Enhanced Amplified Spontaneous Emission in Perovskites using a Flexible Cholesteric Liquid Crystal Reflector

Nano letters American Chemical Society 15:8 (2015) 4935-4941

Authors:

Samuel D Stranks, Simon M Wood, Konrad Wojciechowski, Felix Deschler, Michael Saliba, Hitesh Khandelwal, Jay B Patel, Steve J Elston, Laura Herz, Michael Johnston, Albertus PHJ Schenning, Michael G Debije, Moritz Riede, Stephen M Morris, Henry J Snaith

Abstract:

Organic-inorganic perovskites are highly promising solar cell materials with laboratory-based power conversion efficiencies already matching those of established thin film technologies. Their exceptional photovoltaic performance is in part attributed to the presence of efficient radiative recombination pathways, thereby opening up the possibility of efficient light-emitting devices. Here, we demonstrate optically pumped amplified spontaneous emission (ASE) at 780 nm from a 50 nm-thick film of CH3NH3PbI3 perovskite that is sandwiched within a cavity composed of a thin-film (∼7 μm) cholesteric liquid crystal (CLC) reflector and a metal back-reflector. The threshold fluence for ASE in the perovskite film is reduced by at least two orders of magnitude in the presence of the CLC reflector, which results in a factor of two reduction in threshold fluence compared to previous reports.
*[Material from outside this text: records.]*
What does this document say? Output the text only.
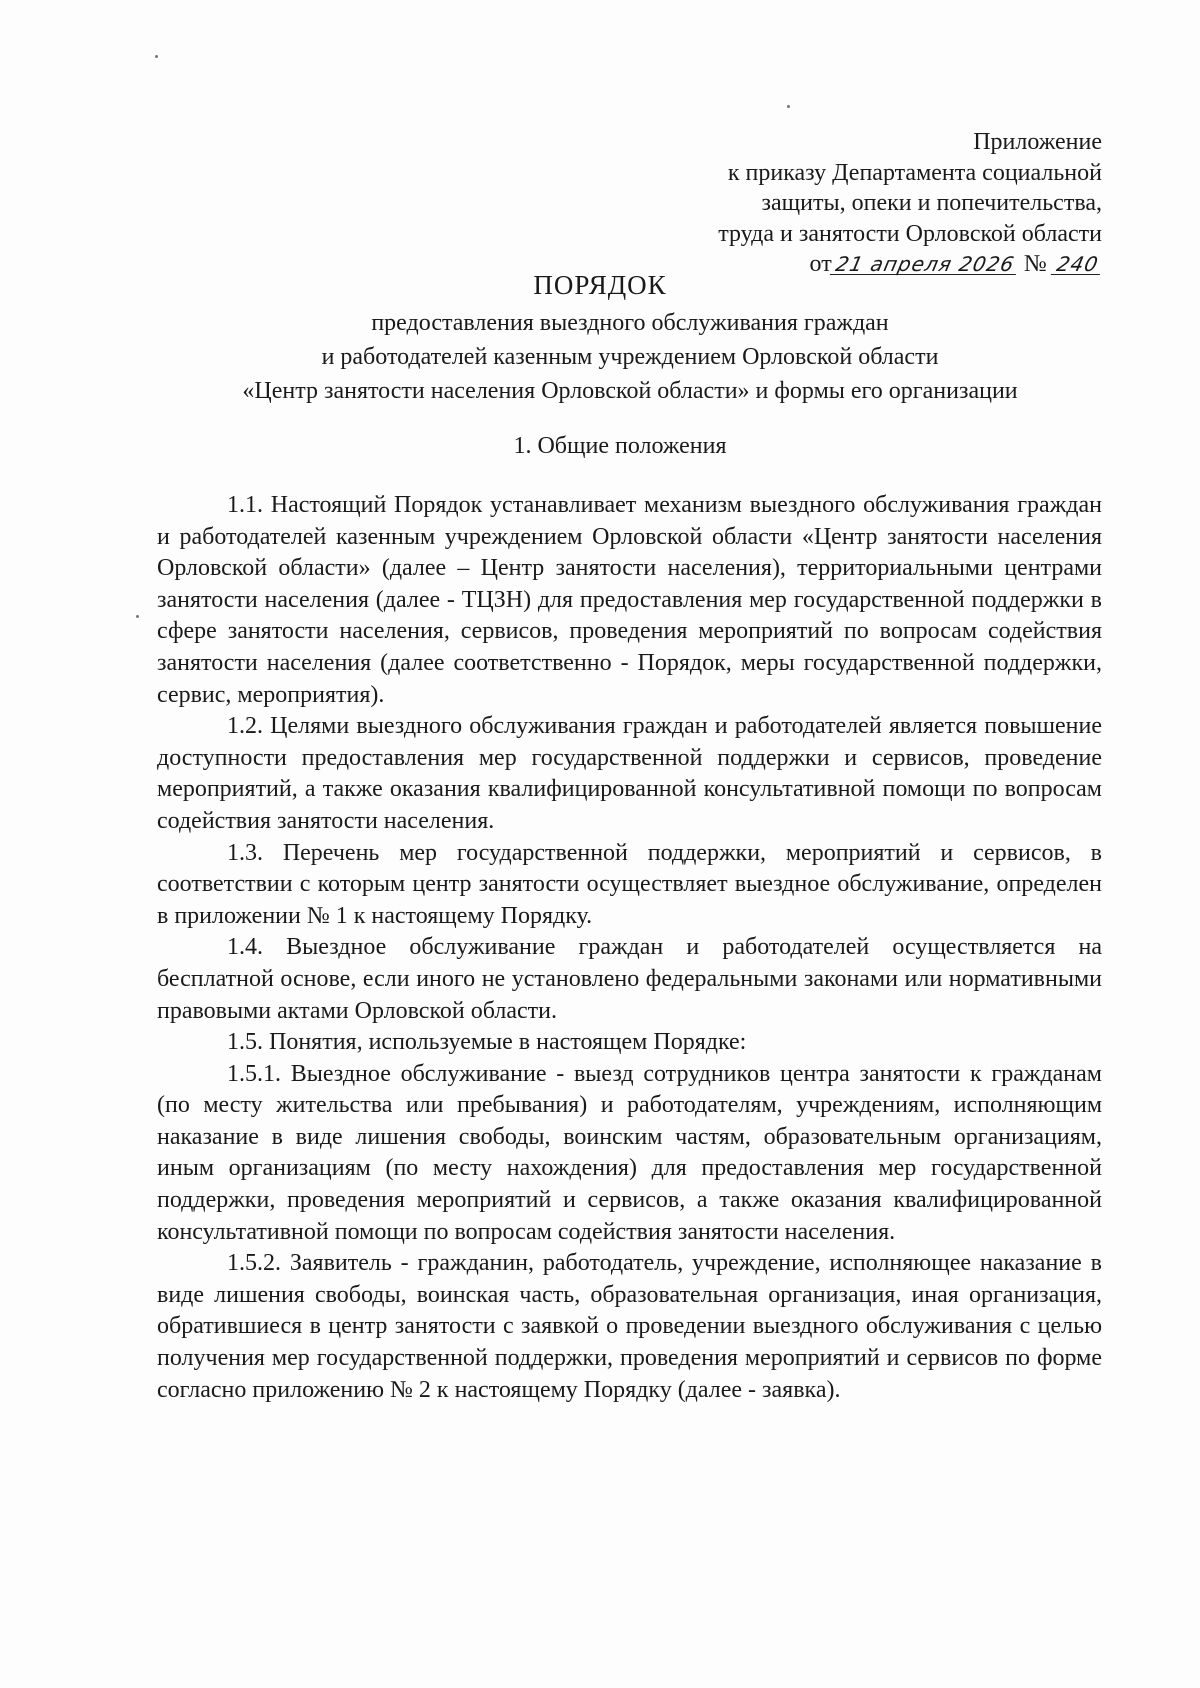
Приложение
к приказу Департамента социальной
защиты, опеки и попечительства,
труда и занятости Орловской области
от21 апреля 2026 № 240
ПОРЯДОК
предоставления выездного обслуживания граждан
и работодателей казенным учреждением Орловской области
«Центр занятости населения Орловской области» и формы его организации
1. Общие положения

1.1. Настоящий Порядок устанавливает механизм выездного обслуживания граждан и работодателей казенным учреждением Орловской области «Центр занятости населения Орловской области» (далее – Центр занятости населения), территориальными центрами занятости населения (далее - ТЦЗН) для предоставления мер государственной поддержки в сфере занятости населения, сервисов, проведения мероприятий по вопросам содействия занятости населения (далее соответственно - Порядок, меры государственной поддержки, сервис, мероприятия).

1.2. Целями выездного обслуживания граждан и работодателей является повышение доступности предоставления мер государственной поддержки и сервисов, проведение мероприятий, а также оказания квалифицированной консультативной помощи по вопросам содействия занятости населения.

1.3. Перечень мер государственной поддержки, мероприятий и сервисов, в соответствии с которым центр занятости осуществляет выездное обслуживание, определен в приложении № 1 к настоящему Порядку.

1.4. Выездное обслуживание граждан и работодателей осуществляется на бесплатной основе, если иного не установлено федеральными законами или нормативными правовыми актами Орловской области.

1.5. Понятия, используемые в настоящем Порядке:

1.5.1. Выездное обслуживание - выезд сотрудников центра занятости к гражданам (по месту жительства или пребывания) и работодателям, учреждениям, исполняющим наказание в виде лишения свободы, воинским частям, образовательным организациям, иным организациям (по месту нахождения) для предоставления мер государственной поддержки, проведения мероприятий и сервисов, а также оказания квалифицированной консультативной помощи по вопросам содействия занятости населения.

1.5.2. Заявитель - гражданин, работодатель, учреждение, исполняющее наказание в виде лишения свободы, воинская часть, образовательная организация, иная организация, обратившиеся в центр занятости с заявкой о проведении выездного обслуживания с целью получения мер государственной поддержки, проведения мероприятий и сервисов по форме согласно приложению № 2 к настоящему Порядку (далее - заявка).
We consider this to be due to improved coupling of the oblique and out-of-plane modes that are reflected into the bulk in addition to any contributions from cavity modes. Furthermore, we also demonstrate enhanced ASE on flexible reflectors and discuss how improvements in the quality factor and reflectivity of the CLC layers could lead to single-mode lasing using CLC reflectors. Our work opens up the possibility of fabricating widely wavelength-tunable "mirror-less" single-mode lasers on flexible substrates, which could find use in applications such as flexible displays and friend or foe identification.